Okay so this is a quick post on how to crash google chrome (not that you would want to do it, but just for fun).
- This one was discovered by Rishi Agarwal, one of my hostel-mates: type in 'About:%' in the address bar, without the quotes, and the browser with all its tabs crashes instantly (even before you press the enter key). I think chrome was all about sandboxing of tabs... but apparently theres still some work to be done.
(Correction: I just realized here that just typing in ':%' is enough to crash the browser!) - For those interested in crashing Chrome through some under the cover techniques, check out this and this.
“An issue exists in how chrome behaves with undefined-handlers in chrome.dll version 0.2.149.27. A crash can result without user interaction. When a user is made to visit a malicious link, which has an undefined handler followed by a ’special’ character, the chrome crashes with a Google Chrome message window “Whoa! Google Chrome has crashed.

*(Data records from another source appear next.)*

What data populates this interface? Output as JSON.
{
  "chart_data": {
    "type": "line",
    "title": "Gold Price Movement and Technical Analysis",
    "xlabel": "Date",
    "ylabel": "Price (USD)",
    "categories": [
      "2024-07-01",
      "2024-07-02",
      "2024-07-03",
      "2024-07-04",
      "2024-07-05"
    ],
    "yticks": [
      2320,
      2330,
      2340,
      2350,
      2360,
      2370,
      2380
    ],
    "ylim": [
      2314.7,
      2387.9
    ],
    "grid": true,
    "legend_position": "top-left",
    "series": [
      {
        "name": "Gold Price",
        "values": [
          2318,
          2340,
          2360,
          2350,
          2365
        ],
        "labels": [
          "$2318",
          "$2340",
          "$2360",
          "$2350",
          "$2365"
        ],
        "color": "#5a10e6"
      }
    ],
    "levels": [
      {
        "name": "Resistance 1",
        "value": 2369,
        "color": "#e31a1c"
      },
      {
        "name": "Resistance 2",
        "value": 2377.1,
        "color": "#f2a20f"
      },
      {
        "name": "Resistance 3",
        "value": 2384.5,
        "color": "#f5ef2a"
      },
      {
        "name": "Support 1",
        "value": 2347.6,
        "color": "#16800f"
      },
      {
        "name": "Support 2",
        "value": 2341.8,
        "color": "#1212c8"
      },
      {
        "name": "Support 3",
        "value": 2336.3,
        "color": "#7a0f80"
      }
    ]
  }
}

Restart now?”. It crashes on “int 3″ at 0×01002FF3 as an exception/trap, followed by “POP EBP” instruction when pointed out by the EIP register at 0×01002FF4.”

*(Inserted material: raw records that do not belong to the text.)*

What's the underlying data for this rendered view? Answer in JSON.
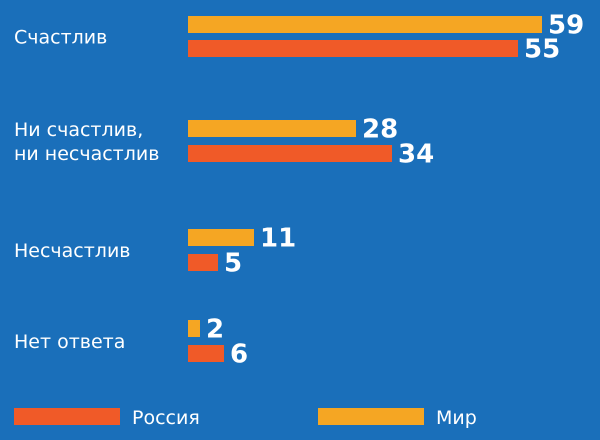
{
  "chart_data": {
    "type": "bar",
    "orientation": "horizontal",
    "categories": [
      [
        "Счастлив"
      ],
      [
        "Ни счастлив,",
        "ни несчастлив"
      ],
      [
        "Несчастлив"
      ],
      [
        "Нет ответа"
      ]
    ],
    "series": [
      {
        "name": "Мир",
        "color": "#f5a623",
        "values": [
          59,
          28,
          11,
          2
        ]
      },
      {
        "name": "Россия",
        "color": "#f05a28",
        "values": [
          55,
          34,
          5,
          6
        ]
      }
    ],
    "legend_order": [
      1,
      0
    ],
    "legend_position": "bottom",
    "xlim": [
      0,
      60
    ],
    "grid": false,
    "background": "#1a6fba"
  }
}
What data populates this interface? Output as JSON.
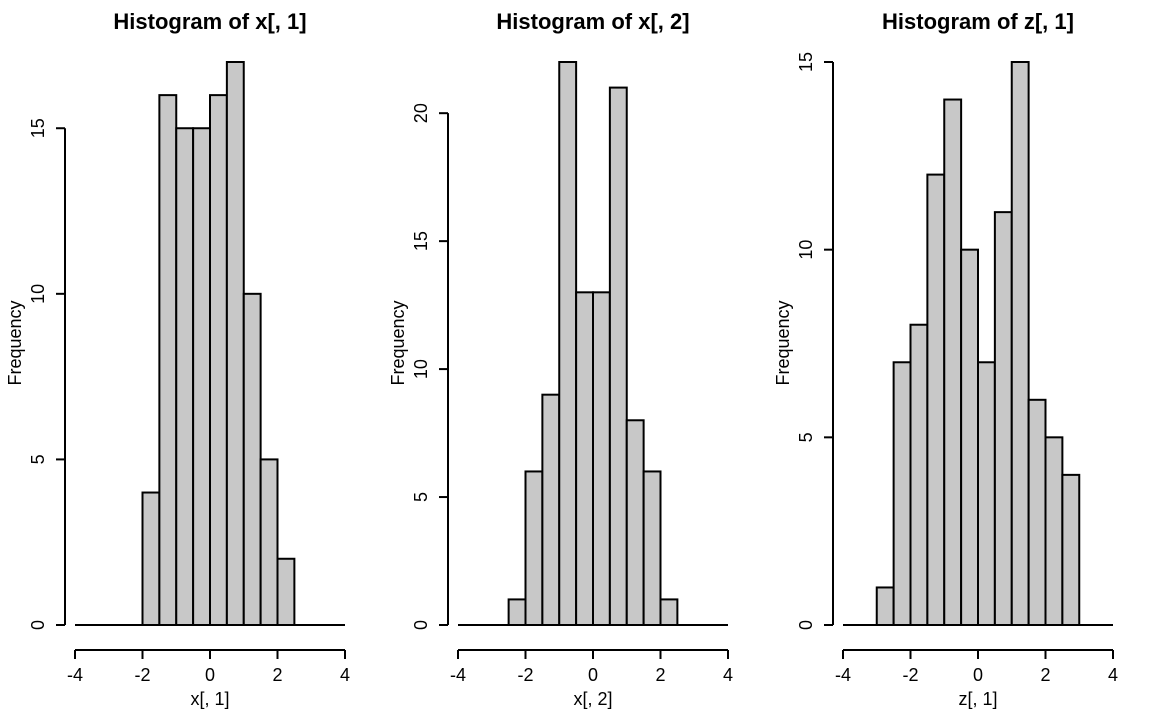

- A vulnerability that tricks you into execution of an executable / JAR file. More
Just hours after the release of Google Chrome, researcher Aviv Raffdiscovered that he could combine two vulnerabilities — a flaw in Apple Safari (WebKit) and a Java bug discussed at this year’s Black Hat conference — to trick users into launching executables direct from the new browser.

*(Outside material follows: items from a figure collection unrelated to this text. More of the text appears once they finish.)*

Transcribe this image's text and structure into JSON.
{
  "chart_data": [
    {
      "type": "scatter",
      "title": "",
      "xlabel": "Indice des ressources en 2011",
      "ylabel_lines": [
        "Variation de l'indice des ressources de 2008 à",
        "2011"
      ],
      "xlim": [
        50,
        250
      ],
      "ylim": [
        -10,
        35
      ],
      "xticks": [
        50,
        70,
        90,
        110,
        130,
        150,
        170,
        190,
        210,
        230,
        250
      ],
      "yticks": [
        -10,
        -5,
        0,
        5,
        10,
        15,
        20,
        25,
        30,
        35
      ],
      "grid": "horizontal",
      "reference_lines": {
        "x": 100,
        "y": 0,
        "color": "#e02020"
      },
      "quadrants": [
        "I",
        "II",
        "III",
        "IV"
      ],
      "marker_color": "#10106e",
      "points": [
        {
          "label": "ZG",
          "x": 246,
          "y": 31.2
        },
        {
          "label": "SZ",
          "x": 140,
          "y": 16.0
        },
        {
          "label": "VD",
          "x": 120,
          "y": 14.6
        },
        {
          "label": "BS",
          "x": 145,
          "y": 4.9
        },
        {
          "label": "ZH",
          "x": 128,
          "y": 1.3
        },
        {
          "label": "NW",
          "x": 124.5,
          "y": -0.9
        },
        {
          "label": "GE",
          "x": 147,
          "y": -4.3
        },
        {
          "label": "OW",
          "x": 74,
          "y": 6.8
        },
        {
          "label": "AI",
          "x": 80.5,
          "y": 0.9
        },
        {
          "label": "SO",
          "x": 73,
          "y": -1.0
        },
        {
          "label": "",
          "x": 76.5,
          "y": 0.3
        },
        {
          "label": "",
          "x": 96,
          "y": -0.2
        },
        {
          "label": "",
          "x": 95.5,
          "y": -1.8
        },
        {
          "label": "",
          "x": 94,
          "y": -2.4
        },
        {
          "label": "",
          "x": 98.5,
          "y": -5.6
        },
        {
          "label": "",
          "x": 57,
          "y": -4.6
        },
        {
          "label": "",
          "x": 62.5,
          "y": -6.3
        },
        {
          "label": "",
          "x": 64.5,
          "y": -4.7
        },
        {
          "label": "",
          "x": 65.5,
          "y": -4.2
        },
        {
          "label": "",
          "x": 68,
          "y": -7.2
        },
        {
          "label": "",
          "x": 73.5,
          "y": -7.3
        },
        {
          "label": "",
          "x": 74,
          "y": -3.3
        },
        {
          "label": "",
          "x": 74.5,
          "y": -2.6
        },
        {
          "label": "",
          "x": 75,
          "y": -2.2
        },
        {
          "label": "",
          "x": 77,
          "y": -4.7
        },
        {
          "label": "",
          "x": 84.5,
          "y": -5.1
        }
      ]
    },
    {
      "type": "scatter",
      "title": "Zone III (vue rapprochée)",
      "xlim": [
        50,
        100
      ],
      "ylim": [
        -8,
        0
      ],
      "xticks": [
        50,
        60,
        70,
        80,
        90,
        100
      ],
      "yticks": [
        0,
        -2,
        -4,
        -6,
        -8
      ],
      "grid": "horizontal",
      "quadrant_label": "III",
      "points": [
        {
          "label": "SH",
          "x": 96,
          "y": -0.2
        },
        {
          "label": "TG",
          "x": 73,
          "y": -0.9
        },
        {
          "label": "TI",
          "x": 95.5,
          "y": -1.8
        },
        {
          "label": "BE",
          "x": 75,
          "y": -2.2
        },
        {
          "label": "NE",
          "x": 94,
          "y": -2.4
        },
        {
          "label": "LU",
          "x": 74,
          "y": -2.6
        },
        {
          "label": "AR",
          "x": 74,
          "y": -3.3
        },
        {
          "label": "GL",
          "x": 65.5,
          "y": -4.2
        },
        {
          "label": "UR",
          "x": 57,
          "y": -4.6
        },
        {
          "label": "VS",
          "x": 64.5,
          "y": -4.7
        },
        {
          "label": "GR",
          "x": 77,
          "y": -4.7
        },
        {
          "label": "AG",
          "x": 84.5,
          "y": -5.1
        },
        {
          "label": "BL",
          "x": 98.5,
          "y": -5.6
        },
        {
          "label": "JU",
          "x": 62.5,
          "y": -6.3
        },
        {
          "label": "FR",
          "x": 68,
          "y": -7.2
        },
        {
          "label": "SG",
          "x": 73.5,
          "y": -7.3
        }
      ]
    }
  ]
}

Raff has cooked up a harmless demo of the attack in action, showing how a Google Chrome users can be lured into downloading and launching a JAR (Java Archive) file that gets executed without warning.
In the proof-of-concept, Raff’s code shows how a malicious hacker can use a clever social engineering lure — it requires two mouse clicks — to plant malware on Windows desktops.
The Google Chrome user-agent shows that Chrome is actually WebKit 525.13 (Safari 3.1), which is an outdated/vulnerable version of that browser.
Apple patched the carpet-bombing issue with Safari v3.1.2.